A sun dog (or sundog) or mock sun, also called a parhelion (plural parhelia) in atmospheric science, is an atmospheric optical phenomenon that consists of a bright spot to one or both sides of the Sun. Two sun dogs often flank the Sun within a 22° halo.
The sun dog is a member of the family of halos caused by the refraction of sunlight by ice crystals in the atmosphere. Sun dogs typically appear as a pair of subtly colored patches of light, around 22° to the left and right of the Sun, and at the same altitude above the horizon as the Sun. They can be seen anywhere in the world during any season, but are not always obvious or bright.
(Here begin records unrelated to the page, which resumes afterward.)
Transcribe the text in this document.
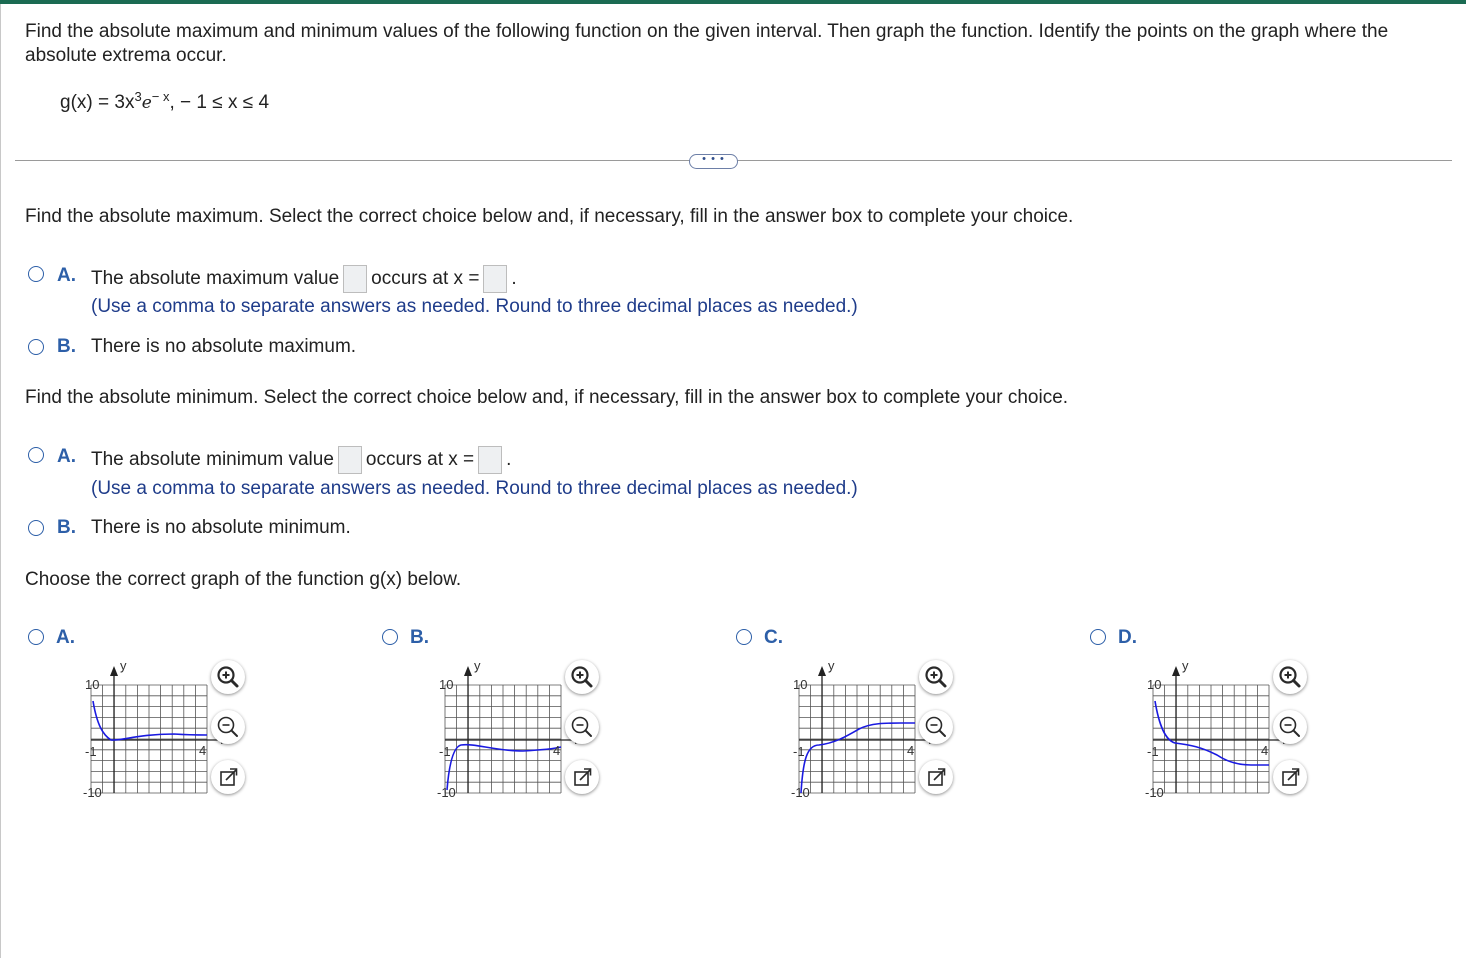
Find the absolute maximum and minimum values of the following function on the given interval. Then graph the function. Identify the points on the graph where the absolute extrema occur.
$g(x) = 3x^3e^{- x}$, − 1 ≤ x ≤ 4
• • •
Find the absolute maximum. Select the correct choice below and, if necessary, fill in the answer box to complete your choice.
A. The absolute maximum value occurs at x = .
(Use a comma to separate answers as needed. Round to three decimal places as needed.)
B. There is no absolute maximum.
Find the absolute minimum. Select the correct choice below and, if necessary, fill in the answer box to complete your choice.
A. The absolute minimum value occurs at x = .
(Use a comma to separate answers as needed. Round to three decimal places as needed.)
B. There is no absolute minimum.
Choose the correct graph of the function g(x) below.
A.
y
10
-10
-1	4
B.
y
10
-10
-1	4
C.
y
10
-10
-1	4
D.
y
10
-10
-1	4
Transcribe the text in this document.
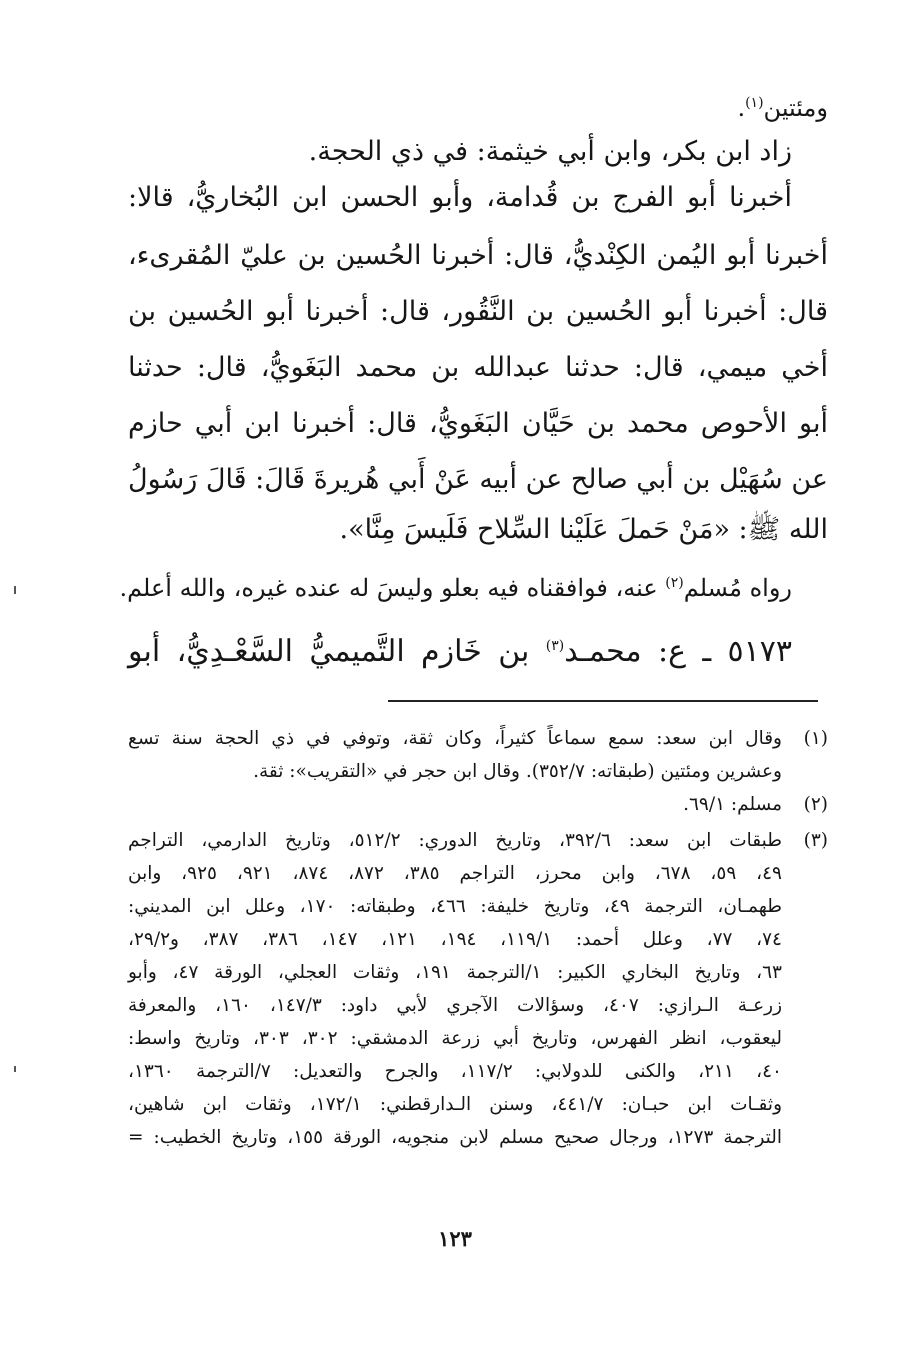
ومئتين$^{(١)}$.
زاد ابن بكر، وابن أبي خيثمة: في ذي الحجة.
أخبرنا أبو الفرج بن قُدامة، وأبو الحسن ابن البُخاريُّ، قالا:
أخبرنا أبو اليُمن الكِنْديُّ، قال: أخبرنا الحُسين بن عليّ المُقرىء،
قال: أخبرنا أبو الحُسين بن النَّقُور، قال: أخبرنا أبو الحُسين بن
أخي ميمي، قال: حدثنا عبدالله بن محمد البَغَويُّ، قال: حدثنا
أبو الأحوص محمد بن حَيَّان البَغَويُّ، قال: أخبرنا ابن أبي حازم
عن سُهَيْل بن أبي صالح عن أبيه عَنْ أَبي هُريرةَ قَالَ: قَالَ رَسُولُ
الله ﷺ: «مَنْ حَملَ عَلَيْنا السِّلاح فَلَيسَ مِنَّا».
رواه مُسلم$^{(٢)}$ عنه، فوافقناه فيه بعلو وليسَ له عنده غيره، والله أعلم.
٥١٧٣ ـ ع: محمـد$^{(٣)}$ بن خَازم التَّميميُّ السَّعْـدِيُّ، أبو
(١)
وقال ابن سعد: سمع سماعاً كثيراً، وكان ثقة، وتوفي في ذي الحجة سنة تسع
وعشرين ومئتين (طبقاته: ٣٥٢/٧). وقال ابن حجر في «التقريب»: ثقة.
(٢)
مسلم: ٦٩/١.
(٣)
طبقات ابن سعد: ٣٩٢/٦، وتاريخ الدوري: ٥١٢/٢، وتاريخ الدارمي، التراجم
٤٩، ٥٩، ٦٧٨، وابن محرز، التراجم ٣٨٥، ٨٧٢، ٨٧٤، ٩٢١، ٩٢٥، وابن
طهمـان، الترجمة ٤٩، وتاريخ خليفة: ٤٦٦، وطبقاته: ١٧٠، وعلل ابن المديني:
٧٤، ٧٧، وعلل أحمد: ١١٩/١، ١٩٤، ١٢١، ١٤٧، ٣٨٦، ٣٨٧، و٢٩/٢،
٦٣، وتاريخ البخاري الكبير: ١/الترجمة ١٩١، وثقات العجلي، الورقة ٤٧، وأبو
زرعـة الـرازي: ٤٠٧، وسؤالات الآجري لأبي داود: ١٤٧/٣، ١٦٠، والمعرفة
ليعقوب، انظر الفهرس، وتاريخ أبي زرعة الدمشقي: ٣٠٢، ٣٠٣، وتاريخ واسط:
٤٠، ٢١١، والكنى للدولابي: ١١٧/٢، والجرح والتعديل: ٧/الترجمة ١٣٦٠،
وثقـات ابن حبـان: ٤٤١/٧، وسنن الـدارقطني: ١٧٢/١، وثقات ابن شاهين،
الترجمة ١٢٧٣، ورجال صحيح مسلم لابن منجويه، الورقة ١٥٥، وتاريخ الخطيب: =
١٢٣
Sun dogs are best seen and most conspicuous when the Sun is near the horizon.
Formation and characteristics
Sun dogs are commonly caused by the refraction and scattering of light from horizontally oriented plate-shaped hexagonal ice crystals either suspended in high and cold cirrus or cirrostratus clouds, or drifting in freezing moist air at low levels as diamond dust. The crystals act as prisms, bending the light rays passing through them with a minimum deflection of 22°. As the crystals gently float downwards with their large hexagonal faces almost horizontal, sunlight is refracted horizontally, and sun dogs are seen to the left and right of the Sun. Larger plates wobble more, and thus produce taller sun dogs.
Sun dogs are red-colored at the side nearest the Sun; farther out the colors grade through oranges to blue. The colors overlap considerably and are muted, never pure or saturated. The colors of the sun dog finally merge into the white of the parhelic circle (if the latter is visible).
The same plate-shaped ice crystals that cause sun dogs are also responsible for the colorful circumzenithal arc, meaning that these two types of halo tend to co-occur. The latter is often missed by viewers, since it is located more or less directly overhead. Another halo variety often seen together with sun dogs is the 22° halo, which forms a ring at roughly the same angular distance from the sun as the sun dogs, thus appearing to interconnect them. As the Sun rises higher, the rays passing through the plate crystals are increasingly skewed from the horizontal plane, causing their angle of deviation to increase and the sun dogs to move farther from the 22° halo, while staying at the same elevation.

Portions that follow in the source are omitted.